FFMPEG supports loads of Discover and specify source formats, and can additionally tell you what formats your device supports...

ffmpeg -f v4l2 -list_formats all -i /dev/videoX
ffmpeg -f v4l2 -input_format mjpeg -video_size=1920x1080 -i /dev/videoX ...

To measure the bandwidth taken by a webcam at a desired frame size, for example:

ffmpeg -loglevel panic -hide_banner -f v4l2 -input_format rawvideo -video_size 1920x1080 -i /dev/videoX -c:v copy -f rawvideo - | pv > /dev/null

Complex Filtering and


To get information on your video file you can also use ffprobe. To extract the frame information use:

ffprobe -show_packets -i <your-input-file>

The ffprobe command lets you select streams too...

# Select only audio streams
ffprobe -show_packets -select_streams a -i <your-input-file>

# Select onl video streams
ffprobe -show_packets -select_streams v -i <your-input-file>

# Select only the video stream with index 1
ffprobe -show_packets -select_streams v:1 -i <your-input-file>

Other useful flags include -show_frames, -show_streams, -show_programs, -count_frames, --count_packets.

For example, to find information of all video streams you could use the following. Then by looking for the string "id=0x..." you can find the PIDs for each video stream.

ffprobe -show_streams -select_streams v -i <your-input-file>

Because the PCR values normally get transmitted with the video stream for any program, you could also use the following and grab, from the program dump, the string "pcr_pid=xxx", which should match the "id=..." string in the video stream info dump.

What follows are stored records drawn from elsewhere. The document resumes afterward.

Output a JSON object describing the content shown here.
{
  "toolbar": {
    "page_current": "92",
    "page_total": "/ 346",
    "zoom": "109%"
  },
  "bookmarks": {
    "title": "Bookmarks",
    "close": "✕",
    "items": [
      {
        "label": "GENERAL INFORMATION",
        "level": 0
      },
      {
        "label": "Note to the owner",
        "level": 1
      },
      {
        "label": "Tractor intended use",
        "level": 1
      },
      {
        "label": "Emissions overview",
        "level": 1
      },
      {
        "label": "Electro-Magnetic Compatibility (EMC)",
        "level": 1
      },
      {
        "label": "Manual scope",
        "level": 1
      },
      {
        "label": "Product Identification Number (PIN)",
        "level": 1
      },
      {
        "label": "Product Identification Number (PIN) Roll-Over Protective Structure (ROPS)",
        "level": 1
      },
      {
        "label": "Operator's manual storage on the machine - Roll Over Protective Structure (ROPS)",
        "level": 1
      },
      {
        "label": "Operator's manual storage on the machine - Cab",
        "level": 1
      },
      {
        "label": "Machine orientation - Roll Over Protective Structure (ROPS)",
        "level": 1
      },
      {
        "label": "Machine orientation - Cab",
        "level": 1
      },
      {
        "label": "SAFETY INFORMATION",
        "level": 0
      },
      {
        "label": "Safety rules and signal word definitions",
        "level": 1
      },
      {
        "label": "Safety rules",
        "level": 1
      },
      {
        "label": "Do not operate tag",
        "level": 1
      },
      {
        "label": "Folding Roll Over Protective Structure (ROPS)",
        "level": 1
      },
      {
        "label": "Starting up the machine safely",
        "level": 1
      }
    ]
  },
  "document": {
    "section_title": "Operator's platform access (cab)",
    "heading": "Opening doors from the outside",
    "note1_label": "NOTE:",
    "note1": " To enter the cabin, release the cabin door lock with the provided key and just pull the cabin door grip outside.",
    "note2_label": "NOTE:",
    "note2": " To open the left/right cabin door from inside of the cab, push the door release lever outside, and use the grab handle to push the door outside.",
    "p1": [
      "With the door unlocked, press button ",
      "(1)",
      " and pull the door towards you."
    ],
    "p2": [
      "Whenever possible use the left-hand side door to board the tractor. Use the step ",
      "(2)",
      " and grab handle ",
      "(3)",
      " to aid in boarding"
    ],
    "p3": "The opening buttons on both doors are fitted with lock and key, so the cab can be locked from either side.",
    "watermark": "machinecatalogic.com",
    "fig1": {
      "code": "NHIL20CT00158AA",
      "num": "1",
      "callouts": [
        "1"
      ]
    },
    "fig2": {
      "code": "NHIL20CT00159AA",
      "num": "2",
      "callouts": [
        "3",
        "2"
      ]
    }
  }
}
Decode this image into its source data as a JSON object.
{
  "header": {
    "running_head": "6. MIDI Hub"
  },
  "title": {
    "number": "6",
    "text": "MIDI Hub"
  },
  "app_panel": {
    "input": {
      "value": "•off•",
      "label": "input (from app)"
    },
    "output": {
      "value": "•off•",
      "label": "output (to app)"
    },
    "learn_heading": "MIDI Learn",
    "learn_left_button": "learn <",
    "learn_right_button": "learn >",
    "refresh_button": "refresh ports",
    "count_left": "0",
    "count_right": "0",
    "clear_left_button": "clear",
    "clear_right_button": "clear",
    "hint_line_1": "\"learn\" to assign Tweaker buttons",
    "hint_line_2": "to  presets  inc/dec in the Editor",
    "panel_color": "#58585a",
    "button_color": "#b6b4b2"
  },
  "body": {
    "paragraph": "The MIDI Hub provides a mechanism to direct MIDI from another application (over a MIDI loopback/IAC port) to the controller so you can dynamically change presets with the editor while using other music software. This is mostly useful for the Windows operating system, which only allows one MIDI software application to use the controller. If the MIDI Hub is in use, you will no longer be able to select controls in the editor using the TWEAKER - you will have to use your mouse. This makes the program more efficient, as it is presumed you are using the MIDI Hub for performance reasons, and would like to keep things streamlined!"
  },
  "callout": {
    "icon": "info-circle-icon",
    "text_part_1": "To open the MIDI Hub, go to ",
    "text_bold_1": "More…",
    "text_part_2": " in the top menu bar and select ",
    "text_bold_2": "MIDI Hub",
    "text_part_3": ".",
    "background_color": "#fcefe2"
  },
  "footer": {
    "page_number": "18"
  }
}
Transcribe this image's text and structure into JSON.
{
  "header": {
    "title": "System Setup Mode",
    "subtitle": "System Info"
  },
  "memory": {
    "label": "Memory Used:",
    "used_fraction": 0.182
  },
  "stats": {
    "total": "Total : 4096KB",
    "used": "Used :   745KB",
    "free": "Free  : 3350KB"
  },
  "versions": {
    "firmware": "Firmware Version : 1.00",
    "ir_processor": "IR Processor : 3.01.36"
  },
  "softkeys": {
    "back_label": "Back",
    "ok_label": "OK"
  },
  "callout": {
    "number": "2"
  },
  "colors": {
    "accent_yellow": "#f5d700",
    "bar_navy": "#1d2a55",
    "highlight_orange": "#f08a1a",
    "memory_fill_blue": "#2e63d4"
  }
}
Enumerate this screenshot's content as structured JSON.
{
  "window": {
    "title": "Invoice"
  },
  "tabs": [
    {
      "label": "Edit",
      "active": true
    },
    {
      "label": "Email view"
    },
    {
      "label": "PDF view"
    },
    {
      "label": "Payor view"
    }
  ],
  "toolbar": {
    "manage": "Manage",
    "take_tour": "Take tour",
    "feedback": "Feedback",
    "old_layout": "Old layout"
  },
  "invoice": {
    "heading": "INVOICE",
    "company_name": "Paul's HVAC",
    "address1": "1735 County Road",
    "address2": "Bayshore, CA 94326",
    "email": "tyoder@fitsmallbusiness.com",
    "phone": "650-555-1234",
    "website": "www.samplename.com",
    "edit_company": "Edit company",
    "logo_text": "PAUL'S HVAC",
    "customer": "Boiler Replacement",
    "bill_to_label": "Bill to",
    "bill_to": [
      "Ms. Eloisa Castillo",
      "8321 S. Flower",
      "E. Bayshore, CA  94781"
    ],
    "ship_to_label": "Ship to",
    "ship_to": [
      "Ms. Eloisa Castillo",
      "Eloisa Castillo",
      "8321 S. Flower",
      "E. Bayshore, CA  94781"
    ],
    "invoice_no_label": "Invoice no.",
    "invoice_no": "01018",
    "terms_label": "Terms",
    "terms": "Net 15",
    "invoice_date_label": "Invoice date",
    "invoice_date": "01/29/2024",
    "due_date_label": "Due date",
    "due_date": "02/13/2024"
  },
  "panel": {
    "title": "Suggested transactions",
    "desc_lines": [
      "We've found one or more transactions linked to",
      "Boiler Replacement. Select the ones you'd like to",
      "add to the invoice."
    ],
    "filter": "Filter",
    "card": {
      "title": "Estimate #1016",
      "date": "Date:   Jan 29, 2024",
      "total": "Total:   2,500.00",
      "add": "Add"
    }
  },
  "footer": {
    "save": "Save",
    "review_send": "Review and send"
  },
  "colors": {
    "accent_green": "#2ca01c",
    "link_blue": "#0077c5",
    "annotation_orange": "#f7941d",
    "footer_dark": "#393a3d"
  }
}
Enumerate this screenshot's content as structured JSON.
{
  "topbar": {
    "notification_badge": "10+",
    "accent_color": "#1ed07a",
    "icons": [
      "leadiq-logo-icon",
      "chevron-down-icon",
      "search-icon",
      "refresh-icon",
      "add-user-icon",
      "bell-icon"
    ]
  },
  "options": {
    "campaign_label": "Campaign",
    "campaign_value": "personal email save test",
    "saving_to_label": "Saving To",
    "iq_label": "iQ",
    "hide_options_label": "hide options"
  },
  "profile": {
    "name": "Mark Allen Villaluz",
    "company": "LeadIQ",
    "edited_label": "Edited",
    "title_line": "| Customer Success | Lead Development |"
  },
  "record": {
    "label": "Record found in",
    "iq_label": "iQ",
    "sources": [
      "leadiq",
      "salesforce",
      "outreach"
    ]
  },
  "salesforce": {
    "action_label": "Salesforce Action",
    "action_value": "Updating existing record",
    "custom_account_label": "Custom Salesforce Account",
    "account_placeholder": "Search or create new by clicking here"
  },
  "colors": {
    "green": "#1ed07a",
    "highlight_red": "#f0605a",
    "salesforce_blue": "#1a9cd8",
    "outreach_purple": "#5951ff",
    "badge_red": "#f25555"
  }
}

ffprobe -show_programs -select_streams v -i <your-input-file>



v4l2-ctl --device=/dev/video0 --info
v4l2-ctl -d /dev/videoX --list-framesizes=<frame-type>  # Get frame type from --list-formats
             --list-formats[-ext]                  # Use to get frame types

V4L2 Loopback

If you want to catch an arbitrary video stream and make it appear as a V4L device, i.e., appear as /dev/videoX then you need V4L loopback. It is a kernel module that will create a V4L device that can be fed frame data from any source, which then can be read back out from the V4L device using the V4L API.

To install V4LLoopback:

sudo apt install $(uname -r)
sudo apt install libelf-dev

git clone
cd v4l2loopback

sudo make install

modprobe v4l2loopback [video_nr=...] [card_label=...]

As an example, lets say you want to capture some arbitrary transport stream from a multicast channel and make that stream appear through a V4L interface:

ffmpeg -i udp:// -vcodec rawvideo -pix_fmt yuv420p -threads 0 -f v4l2 /dev/videoX

You may wish to control the format and size of the V4L device's buffer. In this case you might do something like:

sudo v4l2loopback-ctl set-caps "video/x-raw,format=UYVY,width=1280,height=720" /dev/videoX

If you do this, you must change the transcode of the FFMEG instance feeding this V4L buffer.